Today’s Chicago Tribune reports that receipts at the Millennium Park Garage continue to dwindle far below the maintenance costs of Chicago’s showpiece lakefront park, which the monies were supposed to cover. Helping to fund the renewal of a vibrant, transit-friendly, walkable downtown by attracting more vehicle congestion into it. Am I missing something here?

Other cities, notably European ones such as Lisbon and Paris, build underground car parks to manage the automobile congestion already present in their centers. But in Chicago, the idea seems never to have been to satiate existing parking needs. Indeed, with the heart of Chicago’s business district now squarely installed on the western side of the Loop, there wasn’t much need to begin with.

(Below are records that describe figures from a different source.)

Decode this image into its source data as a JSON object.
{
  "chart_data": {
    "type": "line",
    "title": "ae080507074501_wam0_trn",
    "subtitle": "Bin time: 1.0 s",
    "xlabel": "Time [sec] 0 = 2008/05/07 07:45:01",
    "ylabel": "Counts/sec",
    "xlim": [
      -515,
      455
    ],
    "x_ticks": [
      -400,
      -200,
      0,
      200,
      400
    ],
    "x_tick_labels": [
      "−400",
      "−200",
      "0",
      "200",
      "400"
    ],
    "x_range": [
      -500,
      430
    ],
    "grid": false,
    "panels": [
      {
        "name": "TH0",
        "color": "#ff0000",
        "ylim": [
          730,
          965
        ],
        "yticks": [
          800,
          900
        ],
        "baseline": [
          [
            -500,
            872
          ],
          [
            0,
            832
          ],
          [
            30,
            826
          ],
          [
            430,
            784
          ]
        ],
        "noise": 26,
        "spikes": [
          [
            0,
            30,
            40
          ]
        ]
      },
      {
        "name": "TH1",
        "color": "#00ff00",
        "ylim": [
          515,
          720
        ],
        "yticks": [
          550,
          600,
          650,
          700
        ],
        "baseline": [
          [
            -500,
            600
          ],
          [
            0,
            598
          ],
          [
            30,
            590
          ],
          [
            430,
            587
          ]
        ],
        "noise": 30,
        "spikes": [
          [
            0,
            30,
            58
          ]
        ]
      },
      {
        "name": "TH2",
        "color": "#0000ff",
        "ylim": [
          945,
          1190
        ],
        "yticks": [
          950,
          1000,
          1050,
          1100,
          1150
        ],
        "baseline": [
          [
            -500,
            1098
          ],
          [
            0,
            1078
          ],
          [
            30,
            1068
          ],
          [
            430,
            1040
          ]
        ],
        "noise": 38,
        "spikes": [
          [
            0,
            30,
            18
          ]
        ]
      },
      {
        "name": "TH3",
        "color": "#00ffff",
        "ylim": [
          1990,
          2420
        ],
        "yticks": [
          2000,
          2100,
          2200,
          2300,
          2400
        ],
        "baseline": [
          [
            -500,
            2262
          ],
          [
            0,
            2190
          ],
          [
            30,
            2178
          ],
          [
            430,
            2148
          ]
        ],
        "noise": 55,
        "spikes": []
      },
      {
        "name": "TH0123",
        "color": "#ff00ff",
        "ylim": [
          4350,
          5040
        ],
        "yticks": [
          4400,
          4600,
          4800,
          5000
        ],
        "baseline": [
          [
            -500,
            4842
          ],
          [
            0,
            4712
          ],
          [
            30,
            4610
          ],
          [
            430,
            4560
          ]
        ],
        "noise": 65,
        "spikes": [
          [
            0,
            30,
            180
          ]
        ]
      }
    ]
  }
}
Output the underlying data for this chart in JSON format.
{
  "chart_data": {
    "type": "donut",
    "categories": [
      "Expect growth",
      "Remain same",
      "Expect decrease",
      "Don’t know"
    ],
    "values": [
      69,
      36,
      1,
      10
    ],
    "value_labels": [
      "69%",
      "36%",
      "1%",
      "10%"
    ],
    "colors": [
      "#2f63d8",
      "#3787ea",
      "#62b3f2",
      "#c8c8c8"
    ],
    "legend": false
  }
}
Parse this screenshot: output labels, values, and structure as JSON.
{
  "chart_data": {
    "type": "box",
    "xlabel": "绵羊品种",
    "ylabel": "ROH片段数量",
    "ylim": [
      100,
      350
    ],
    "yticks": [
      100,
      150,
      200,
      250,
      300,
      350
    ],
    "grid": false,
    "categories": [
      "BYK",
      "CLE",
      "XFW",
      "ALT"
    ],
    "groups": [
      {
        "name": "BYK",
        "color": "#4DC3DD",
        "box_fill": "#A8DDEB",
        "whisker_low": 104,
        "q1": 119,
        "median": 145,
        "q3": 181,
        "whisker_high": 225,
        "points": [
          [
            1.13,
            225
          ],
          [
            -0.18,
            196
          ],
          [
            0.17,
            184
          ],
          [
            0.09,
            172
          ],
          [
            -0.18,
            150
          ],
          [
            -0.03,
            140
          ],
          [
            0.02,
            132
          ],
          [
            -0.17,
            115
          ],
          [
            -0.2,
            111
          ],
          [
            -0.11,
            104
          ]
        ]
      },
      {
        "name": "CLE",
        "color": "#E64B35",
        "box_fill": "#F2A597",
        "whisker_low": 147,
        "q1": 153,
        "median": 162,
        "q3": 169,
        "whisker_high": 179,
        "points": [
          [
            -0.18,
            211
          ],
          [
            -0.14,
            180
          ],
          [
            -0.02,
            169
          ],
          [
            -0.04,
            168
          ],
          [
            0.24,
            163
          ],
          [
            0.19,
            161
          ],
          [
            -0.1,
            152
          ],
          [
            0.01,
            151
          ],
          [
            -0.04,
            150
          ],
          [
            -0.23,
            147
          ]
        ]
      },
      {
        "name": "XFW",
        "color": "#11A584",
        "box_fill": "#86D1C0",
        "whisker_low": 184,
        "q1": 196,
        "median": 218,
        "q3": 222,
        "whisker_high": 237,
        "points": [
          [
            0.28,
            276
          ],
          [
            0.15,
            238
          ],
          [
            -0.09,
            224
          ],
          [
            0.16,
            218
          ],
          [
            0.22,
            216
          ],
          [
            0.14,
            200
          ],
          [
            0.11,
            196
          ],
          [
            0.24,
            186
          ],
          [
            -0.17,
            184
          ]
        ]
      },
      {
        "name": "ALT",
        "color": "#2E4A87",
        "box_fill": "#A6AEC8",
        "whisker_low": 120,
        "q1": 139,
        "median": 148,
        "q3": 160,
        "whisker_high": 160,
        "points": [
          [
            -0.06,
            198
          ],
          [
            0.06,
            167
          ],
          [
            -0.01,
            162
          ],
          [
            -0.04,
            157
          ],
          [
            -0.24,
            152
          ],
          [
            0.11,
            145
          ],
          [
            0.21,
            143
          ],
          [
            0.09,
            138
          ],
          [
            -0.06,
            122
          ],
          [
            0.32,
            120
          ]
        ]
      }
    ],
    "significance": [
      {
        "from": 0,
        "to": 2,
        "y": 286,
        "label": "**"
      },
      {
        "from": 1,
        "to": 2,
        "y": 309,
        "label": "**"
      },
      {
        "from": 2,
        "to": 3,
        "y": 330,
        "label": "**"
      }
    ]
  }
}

The Tribune article notes that the City expected parking revenues to come from new trips into the East Loop that Millennium Park and its beneficial economic effect would attract. The fact that the East Loop has the second-largest concentration of public transit in the United States–including a major Metra and South Shore commuter rail terminal located immediately beneath Millennium Park–seems all but ignored in the decision to bet the farm, er, park, on parking receipts.

While it’s true that gas prices have been a big disincentive to drive downtown of late, it seems injudicious if not downright fiscally irresponsible to ignore the usefulness of a public-transit infrastructure that represents a monetary investment over the years in the hundreds of millions. Just what did we build the L and commuter rail for, anyway?

So now, with CTA ridership at its highest levels in 13 years and the economic fortunes of the East Loop indeed rising from the economic multiplier effect from Millennium Park, why anyone should be surprised that people are actually usung that transit system to get down here instead of driving is a surprise only to those who have willfully not been paying attention.

The kicker, though, comes at the end of the article when the Trib notes that the City expects some relief to come from the 10,000 new East Loop residents expected to settle into downtown in the next few years. The last time I checked, all the smart new buildings going up downtown had their own smart new garages being built right in. If these, my new neighbors, even choose to keep a car downtown and drive–instead of walking or taking transit as most of us downtowners do–they sure won’t be parking at Millennium Park.

At least not at those prices (can’t make this stuff up, folks).